La coïncidence n’est que fortuite, mais elle vient éclairer le propos. Le projet de loi de Finances présenté par le gouvernement Benkirane a été adopté, quasi en l’état, par les députés de la Chambre des représentants à la veille du premier anniversaire de la nomination du secrétaire général du PJD à la tête du gouvernement. Faut-il y voir là plus qu’un symbole ? Beaucoup seront tentés de comptabiliser ce seul événement au titre du bilan de cette première année. Une première loi de Finances, par ailleurs très contestée, à la main du nouveau chef de gouvernement, et quoi d’autre ?
On n’aura pas la cruauté d’égrener ici la liste des promesses énoncées par le PJD lors de la campagne des élections législatives qui l’ont porté au pouvoir. Certes, les promesses n’engagent que ceux qui les écoutent, et non ceux qui les énoncent, mais c’est peu dire que les électeurs – pro-PJD ou non – attendaient une tout autre rupture dans la conduite de la politique gouvernementale.
La virginité des islamistes en matière de gouvernance leur offrait un crédit qui aurait dû leur permettre d’attaquer de front et sans délai les multiples carences recensées dans des secteurs aussi cruciaux pour nos concitoyens que la justice, l’éducation nationale, la santé ou encore les transports. Sans pour autant renforcer l’arsenal législatif. Les lois et règlements existent souvent, encore faut-il les appliquer. Ou les faire appliquer par une administration volontiers rétive à toute remise en question de pratiques éprouvées dans l’indifférence de leur ministère de tutelle. Or, exception faite de quelques initiatives, tout se passe comme si ce gouvernement s’était attaché tout au long de cette année à expédier simplement les affaires courantes.
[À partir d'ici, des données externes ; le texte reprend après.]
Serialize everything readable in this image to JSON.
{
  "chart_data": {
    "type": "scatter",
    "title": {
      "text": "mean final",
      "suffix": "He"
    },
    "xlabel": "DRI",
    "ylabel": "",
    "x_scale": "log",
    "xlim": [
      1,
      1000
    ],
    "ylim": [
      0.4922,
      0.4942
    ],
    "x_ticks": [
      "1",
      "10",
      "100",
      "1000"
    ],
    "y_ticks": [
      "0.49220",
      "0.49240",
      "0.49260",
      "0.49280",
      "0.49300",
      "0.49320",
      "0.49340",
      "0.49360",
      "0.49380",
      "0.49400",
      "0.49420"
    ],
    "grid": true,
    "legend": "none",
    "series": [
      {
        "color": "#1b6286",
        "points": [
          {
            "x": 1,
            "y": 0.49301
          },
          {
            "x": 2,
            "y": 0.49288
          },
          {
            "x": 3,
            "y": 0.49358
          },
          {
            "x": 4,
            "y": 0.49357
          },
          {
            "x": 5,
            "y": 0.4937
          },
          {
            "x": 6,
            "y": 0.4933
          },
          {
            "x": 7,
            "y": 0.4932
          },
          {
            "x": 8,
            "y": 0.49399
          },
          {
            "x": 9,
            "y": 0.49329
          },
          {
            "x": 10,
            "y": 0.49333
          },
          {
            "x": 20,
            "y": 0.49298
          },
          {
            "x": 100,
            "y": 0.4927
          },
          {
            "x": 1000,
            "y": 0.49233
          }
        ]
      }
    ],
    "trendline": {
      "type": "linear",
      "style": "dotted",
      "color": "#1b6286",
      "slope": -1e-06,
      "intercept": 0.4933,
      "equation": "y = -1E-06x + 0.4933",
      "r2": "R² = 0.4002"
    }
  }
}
On attendait un engagement rapide sur des réformes déterminantes tant pour l’économie – dont tous les indicateurs sont au rouge et vont en s’aggravant – que pour le secteur des affaires, en mal de visibilité, ou encore pour la société qui souffre de l’ampleur de l’iniquité qui la gangrène. Nous avons dû prendre acte de l’impuissance de la nouvelle coalition gouvernementale à bousculer le désordre établi. Le chef du gouvernement doit naturellement prendre toute sa part de responsabilité dans ce maigre bilan. Où est passé le flamboyant opposant et tribun qui s’opposait aux Premiers ministres d’hier ? Plutôt que de s’attaquer régulièrement aux « crocodiles » qui l’empêcheraient d’accomplir sa tâche, Abdelilah Benkirane serait sans doute plus avisé de s’en prendre à ses propres démons qui affectent sa lucidité et, partant, sa capacité à conduire sereinement une politique et une équipe gouvernementale au service de toutes les composantes de la société. Il est vrai que face au quatuor de sa coalition, la tâche n’est pas aisée. Et moins encore depuis l’accession à la tête de l’Istiqlal de Hamid Chabat, ouvertement candidat à sa succession. Contesté naturellement par l’opposition, fragilisé par une coalition hétéroclite, critiqué jusqu’au sein de son propre parti, soumis à des choix et orientations qui le dépassent, Benkirane s’efforce devant l’opinion publique d’imposer un leadership quand c’est de réformes profondes dont le pays a besoin. Urgemment.